Solusi: Kepemimpinan yang Adaptif dan Inklusif
Untuk mengatasi tantangan ini, Prabowo perlu mengadopsi kepemimpinan yang mendengar dan beradaptasi. Pertama, soal kabinet gemuk, evaluasi kinerja menteri berbasis kompetensi dan dampak nyata harus dilakukan dalam enam bulan. Reshuffle kabinet, meski sulit secara politik, adalah langkah berani untuk memastikan efisiensi. Kedua, resistensi terhadap kritik dapat diatasi dengan meniru pendekatan Angela Merkel, yang menerima kritik dengan rendah hati sambil mempertahankan visi strategis. Forum publik terbuka, baik secara langsung maupun melalui platform digital, dapat menjadi saluran dialog yang mengurangi kesan anti-kritik. Kepala Kantor Komunikasi Kepresidenan, Hasan Nasbi, menyebut Prabowo responsif terhadap kritik PPN untuk barang mewah; pendekatan ini harus diperluas. Ketiga, untuk menjaga independensi media, pemerintah perlu mendukung dewan pers independen dan memastikan interaksi dengan media dilakukan secara terbuka, tanpa tekanan.
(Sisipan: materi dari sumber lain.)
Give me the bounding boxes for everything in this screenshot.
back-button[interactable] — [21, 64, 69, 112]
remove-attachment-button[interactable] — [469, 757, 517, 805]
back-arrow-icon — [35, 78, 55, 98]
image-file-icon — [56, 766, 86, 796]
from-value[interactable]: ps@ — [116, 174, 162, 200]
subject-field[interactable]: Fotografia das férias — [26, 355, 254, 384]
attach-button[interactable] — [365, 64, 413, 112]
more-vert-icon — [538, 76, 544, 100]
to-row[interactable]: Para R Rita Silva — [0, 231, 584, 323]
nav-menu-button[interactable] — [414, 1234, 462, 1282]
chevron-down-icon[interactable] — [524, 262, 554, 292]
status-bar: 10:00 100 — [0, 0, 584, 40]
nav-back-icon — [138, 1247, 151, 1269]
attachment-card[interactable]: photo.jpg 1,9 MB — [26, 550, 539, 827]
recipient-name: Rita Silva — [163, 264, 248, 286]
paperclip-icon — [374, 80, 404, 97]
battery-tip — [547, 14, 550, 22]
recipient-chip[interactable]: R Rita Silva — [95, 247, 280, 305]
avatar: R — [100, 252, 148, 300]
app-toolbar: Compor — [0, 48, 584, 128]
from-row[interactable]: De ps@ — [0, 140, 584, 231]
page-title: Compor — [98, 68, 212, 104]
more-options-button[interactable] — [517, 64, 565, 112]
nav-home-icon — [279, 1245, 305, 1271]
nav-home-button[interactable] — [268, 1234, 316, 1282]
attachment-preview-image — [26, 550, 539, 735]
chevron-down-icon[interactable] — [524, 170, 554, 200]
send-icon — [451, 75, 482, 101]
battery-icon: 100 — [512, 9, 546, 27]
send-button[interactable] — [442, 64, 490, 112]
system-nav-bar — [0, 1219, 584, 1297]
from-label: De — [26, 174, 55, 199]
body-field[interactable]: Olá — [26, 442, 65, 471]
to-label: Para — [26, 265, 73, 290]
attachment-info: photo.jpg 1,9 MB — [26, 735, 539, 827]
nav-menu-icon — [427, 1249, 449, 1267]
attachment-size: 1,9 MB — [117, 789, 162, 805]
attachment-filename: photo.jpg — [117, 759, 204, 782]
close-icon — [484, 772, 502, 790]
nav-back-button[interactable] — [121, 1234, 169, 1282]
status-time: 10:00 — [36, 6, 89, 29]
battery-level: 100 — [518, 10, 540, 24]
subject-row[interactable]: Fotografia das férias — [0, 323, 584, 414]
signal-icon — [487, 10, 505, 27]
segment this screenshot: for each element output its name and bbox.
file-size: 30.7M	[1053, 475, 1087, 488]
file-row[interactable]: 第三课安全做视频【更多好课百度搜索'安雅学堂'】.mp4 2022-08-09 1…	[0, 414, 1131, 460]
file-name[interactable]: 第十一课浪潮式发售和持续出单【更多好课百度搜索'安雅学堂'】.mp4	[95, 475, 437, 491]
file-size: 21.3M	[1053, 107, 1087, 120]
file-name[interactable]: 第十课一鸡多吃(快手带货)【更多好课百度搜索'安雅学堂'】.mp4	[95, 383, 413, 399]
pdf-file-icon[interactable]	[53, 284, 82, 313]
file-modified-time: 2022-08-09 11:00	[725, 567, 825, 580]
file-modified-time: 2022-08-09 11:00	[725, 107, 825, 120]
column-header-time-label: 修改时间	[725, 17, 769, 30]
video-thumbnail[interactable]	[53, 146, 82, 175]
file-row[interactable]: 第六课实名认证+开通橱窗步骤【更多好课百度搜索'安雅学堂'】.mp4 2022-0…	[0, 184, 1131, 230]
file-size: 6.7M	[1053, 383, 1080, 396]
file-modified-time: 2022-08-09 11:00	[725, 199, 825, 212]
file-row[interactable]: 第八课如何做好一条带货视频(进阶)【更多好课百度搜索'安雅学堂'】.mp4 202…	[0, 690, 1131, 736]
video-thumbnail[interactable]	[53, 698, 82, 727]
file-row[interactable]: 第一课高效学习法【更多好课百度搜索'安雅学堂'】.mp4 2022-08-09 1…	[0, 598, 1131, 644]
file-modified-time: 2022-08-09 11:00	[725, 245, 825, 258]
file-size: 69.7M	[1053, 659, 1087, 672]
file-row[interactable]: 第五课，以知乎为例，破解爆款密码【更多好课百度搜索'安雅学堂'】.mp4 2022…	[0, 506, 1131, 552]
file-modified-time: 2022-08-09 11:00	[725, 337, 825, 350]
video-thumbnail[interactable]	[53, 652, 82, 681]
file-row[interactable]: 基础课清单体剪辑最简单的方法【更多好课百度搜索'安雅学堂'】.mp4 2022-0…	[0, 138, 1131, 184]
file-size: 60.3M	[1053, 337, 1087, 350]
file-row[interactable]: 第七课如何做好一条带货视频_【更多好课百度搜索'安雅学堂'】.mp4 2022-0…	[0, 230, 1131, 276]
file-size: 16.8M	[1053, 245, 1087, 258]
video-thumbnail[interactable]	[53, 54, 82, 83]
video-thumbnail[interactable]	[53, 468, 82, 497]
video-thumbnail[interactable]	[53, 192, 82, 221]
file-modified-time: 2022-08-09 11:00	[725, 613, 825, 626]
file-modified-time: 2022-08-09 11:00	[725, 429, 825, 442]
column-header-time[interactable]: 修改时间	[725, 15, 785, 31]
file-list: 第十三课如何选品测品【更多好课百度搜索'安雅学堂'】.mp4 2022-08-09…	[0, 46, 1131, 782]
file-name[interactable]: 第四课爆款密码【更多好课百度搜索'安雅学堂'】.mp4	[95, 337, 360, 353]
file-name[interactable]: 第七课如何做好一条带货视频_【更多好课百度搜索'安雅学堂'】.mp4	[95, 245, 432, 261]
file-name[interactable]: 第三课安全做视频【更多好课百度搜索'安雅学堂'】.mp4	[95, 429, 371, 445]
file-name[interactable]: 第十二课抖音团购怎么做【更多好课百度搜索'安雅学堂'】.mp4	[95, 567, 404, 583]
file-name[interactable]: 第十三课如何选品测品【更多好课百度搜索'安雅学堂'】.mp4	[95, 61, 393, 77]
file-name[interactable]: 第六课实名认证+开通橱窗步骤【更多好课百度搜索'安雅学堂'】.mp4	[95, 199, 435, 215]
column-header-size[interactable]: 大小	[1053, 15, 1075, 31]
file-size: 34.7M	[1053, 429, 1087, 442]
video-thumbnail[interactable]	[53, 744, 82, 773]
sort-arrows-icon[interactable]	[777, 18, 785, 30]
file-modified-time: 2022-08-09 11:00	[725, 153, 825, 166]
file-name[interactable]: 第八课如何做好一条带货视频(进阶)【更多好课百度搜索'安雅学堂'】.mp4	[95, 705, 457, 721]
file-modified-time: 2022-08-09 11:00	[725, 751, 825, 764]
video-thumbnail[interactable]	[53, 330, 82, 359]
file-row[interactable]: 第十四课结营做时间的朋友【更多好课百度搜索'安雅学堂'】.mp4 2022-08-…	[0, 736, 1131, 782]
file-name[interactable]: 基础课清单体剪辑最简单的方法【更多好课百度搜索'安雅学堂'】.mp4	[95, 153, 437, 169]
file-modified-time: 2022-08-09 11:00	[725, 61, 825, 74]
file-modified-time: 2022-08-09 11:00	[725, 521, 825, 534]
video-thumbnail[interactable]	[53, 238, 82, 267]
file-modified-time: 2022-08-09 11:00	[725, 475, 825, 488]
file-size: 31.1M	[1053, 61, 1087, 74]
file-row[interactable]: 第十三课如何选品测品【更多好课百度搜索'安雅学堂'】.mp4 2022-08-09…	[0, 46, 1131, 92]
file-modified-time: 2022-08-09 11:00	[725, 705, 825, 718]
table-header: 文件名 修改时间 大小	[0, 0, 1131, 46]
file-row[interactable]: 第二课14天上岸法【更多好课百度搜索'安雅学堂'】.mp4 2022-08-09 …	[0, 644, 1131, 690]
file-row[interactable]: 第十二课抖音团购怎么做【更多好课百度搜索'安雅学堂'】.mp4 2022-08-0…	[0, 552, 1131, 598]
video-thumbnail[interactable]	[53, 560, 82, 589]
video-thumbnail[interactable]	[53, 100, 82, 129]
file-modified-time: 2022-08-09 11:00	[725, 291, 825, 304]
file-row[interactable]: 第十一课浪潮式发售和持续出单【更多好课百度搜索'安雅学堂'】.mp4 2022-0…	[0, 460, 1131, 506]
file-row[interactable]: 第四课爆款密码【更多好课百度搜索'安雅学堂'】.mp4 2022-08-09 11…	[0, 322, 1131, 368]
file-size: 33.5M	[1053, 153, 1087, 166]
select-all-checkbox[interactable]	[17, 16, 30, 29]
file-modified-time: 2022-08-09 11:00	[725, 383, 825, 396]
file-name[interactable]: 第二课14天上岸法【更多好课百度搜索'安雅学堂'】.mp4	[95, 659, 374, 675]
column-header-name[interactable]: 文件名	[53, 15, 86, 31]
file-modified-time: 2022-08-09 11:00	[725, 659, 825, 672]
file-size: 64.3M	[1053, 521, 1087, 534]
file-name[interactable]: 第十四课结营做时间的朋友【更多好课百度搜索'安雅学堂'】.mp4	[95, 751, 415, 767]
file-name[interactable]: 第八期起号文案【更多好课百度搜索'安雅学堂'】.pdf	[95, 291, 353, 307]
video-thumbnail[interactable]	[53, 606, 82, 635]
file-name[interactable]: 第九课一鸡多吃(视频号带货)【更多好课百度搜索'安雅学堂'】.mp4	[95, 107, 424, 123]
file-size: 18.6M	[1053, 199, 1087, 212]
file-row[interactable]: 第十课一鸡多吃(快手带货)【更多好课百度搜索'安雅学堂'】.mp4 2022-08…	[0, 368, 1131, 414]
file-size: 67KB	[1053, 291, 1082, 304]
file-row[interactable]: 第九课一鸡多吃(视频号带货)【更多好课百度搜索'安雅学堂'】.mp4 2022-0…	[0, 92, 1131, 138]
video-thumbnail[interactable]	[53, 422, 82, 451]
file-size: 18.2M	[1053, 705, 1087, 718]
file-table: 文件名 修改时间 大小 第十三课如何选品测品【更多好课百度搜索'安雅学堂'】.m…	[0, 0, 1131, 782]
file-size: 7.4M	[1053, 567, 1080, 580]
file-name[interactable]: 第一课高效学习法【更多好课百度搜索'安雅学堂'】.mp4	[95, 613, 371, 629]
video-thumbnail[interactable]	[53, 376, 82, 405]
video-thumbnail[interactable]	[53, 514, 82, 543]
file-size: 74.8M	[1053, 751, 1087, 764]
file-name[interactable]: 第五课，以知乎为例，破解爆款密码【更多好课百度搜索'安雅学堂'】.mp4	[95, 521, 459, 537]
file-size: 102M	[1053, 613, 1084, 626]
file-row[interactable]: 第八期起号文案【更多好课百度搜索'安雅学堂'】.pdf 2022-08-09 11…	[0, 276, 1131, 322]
Keterbukaan sebagai Jalan Kemajuan
Pemerintahan Prabowo memiliki potensi besar, terutama dengan komitmen antikorupsi yang mendapat kepuasan publik 73,6 persen menurut Litbang Kompas. Namun, potensi ini hanya akan terwujud jika keterbukaan menjadi pijakan. Kritik bukan musuh, melainkan cermin untuk perbaikan. Dengan menyusun kabinet yang efisien, mendengar suara rakyat, dan menjaga independensi media, Prabowo dapat membuktikan dirinya sebagai pemimpin yang kuat sekaligus bijaksana. Demokrasi yang sehat membutuhkan telinga yang terbuka, bukan pintu yang tertutup.